Die Befreiung Chersons setzt einen ganz schön unter Druck: Der russische Präsident Wladimir Putin (70) versucht mit allen Kräften, den Rückzug aus der eroberten Stadt als besonnenen Akt einer militärischen Umgruppierung darzustellen. Der Kreml-Kenner Andrej Piontkowski (82) hingegen ist überzeugt, dass Putin seinen Kopf nicht mehr aus der Schlinge ziehen kann. Denn nach diesem Debakel würden sich auch jene, die bisher hinter ihm standen, gegen ihn wenden.
Piontkowski ist Wissenschaftler und Journalist, früher leitete er den Moskauer Thinktank Strategic Studies Center. Nun ist er sich sicher, dass der Rückzug aus Cherson Putins Untergang bedeutet. In einem Interview mit dem ukrainischen TV-Sender Freedom sagt er: «Jetzt ist jedem russischen Bürger klar, dass Russland den Krieg verliert.» Auch wenn die Mehrheit des Volkes die «Spezialoperation» befürwortete – jetzt würden diese Entscheide zu «Schockprozessen» im Bewusstsein der Menschen führen.

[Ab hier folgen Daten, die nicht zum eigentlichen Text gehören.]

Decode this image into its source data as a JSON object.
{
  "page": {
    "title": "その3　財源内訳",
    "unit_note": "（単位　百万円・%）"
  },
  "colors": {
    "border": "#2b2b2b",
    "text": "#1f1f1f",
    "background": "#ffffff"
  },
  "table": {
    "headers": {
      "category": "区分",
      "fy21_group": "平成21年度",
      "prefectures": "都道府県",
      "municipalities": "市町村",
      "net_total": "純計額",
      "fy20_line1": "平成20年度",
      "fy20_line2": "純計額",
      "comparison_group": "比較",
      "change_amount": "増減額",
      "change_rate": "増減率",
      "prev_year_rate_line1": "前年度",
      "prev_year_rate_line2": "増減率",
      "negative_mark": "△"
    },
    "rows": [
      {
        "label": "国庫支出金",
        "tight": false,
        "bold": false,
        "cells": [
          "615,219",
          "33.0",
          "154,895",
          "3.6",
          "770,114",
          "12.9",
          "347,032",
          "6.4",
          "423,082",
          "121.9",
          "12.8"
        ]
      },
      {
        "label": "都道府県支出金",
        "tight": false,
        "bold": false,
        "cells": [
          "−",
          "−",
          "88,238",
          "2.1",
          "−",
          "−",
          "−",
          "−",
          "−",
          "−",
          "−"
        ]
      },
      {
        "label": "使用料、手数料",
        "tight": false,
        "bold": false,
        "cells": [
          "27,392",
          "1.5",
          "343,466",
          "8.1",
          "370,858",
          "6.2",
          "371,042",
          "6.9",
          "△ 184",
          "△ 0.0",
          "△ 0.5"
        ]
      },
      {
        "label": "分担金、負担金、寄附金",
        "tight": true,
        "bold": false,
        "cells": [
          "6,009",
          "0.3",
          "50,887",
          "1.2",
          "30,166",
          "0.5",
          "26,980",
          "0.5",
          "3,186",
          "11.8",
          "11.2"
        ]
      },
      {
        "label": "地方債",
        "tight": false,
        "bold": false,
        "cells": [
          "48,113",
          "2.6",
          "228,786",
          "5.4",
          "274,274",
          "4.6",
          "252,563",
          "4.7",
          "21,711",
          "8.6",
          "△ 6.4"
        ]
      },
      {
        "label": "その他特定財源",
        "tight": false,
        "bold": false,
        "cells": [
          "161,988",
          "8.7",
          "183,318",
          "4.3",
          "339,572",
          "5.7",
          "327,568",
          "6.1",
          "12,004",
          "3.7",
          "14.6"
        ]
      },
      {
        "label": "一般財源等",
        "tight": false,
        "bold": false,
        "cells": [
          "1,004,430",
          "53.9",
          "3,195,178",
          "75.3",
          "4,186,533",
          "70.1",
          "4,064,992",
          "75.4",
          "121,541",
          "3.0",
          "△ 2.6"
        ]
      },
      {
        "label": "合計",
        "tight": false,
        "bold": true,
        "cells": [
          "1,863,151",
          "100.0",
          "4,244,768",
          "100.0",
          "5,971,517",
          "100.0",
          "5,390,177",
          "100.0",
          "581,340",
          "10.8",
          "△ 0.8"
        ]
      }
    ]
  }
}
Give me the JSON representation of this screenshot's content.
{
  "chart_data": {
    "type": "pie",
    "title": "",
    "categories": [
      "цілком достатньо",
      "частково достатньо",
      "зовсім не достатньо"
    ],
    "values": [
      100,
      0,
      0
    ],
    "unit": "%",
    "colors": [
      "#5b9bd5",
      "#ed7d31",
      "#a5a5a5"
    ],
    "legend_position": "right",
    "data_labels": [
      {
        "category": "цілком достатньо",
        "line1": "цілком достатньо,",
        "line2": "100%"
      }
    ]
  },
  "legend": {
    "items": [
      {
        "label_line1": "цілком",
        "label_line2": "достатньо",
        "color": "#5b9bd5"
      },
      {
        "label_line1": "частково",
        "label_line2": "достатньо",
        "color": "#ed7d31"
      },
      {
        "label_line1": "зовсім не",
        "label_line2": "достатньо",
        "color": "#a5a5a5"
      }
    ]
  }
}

Das habe innenpolitische Auswirkungen. Nach Piontkowskis Prognosen spaltet die russische Bevölkerung zunehmend in zwei Lager. Die einen hassten Putin seit Beginn der Invasion, weil er einen unnötigen Krieg vom Zaun brach. Diejenigen, die seiner imperialistischen Propaganda glauben, werden ihn hassen, weil er verliert. Beide Lager eint aus Sicht von Piontkowski eine enorme Wut auf den Kremlchef. «Er muss nun auswählen, wessen Hass für ihn gefährlicher ist.»
«In einer solchen Situation überlebt man nicht lang»
Immer wieder konnte Putin trotz Niederlagen seine Kritiker überzeugen und fand andere Sündenböcke für Fehler. So überbrachten etwa die obersten Militärchefs Russlands der Öffentlichkeit im Fernsehen die Hiobsbotschaft aus Cherson – und nicht der Kreml-Chef. Doch auch bisherige Putin-Verbündete, meint Piontkowski, würden sich zunehmend fragen: «Wer ist schuld? Wozu überhaupt dieser Krieg?»
Wie die Antworten auf diese Fragen lauten, daran hat der Kreml-Kenner wenig Zweifel: «Bald werden alle Bürger Putin hassen», stellt Pionkowski klar. Der russische Präsident habe sich in eine ausweglose Situation manövriert. «In einer solchen Situation überlebt man nicht lang.»
Laut Piontkowski war die Teilmobilmachung ein Fehler. «25 Millionen russische Wehrpflichtige können in den Fleischwolf des Krieges geworfen werden», so der Experte. Damit habe er das Vertrauen vieler Bürger verloren.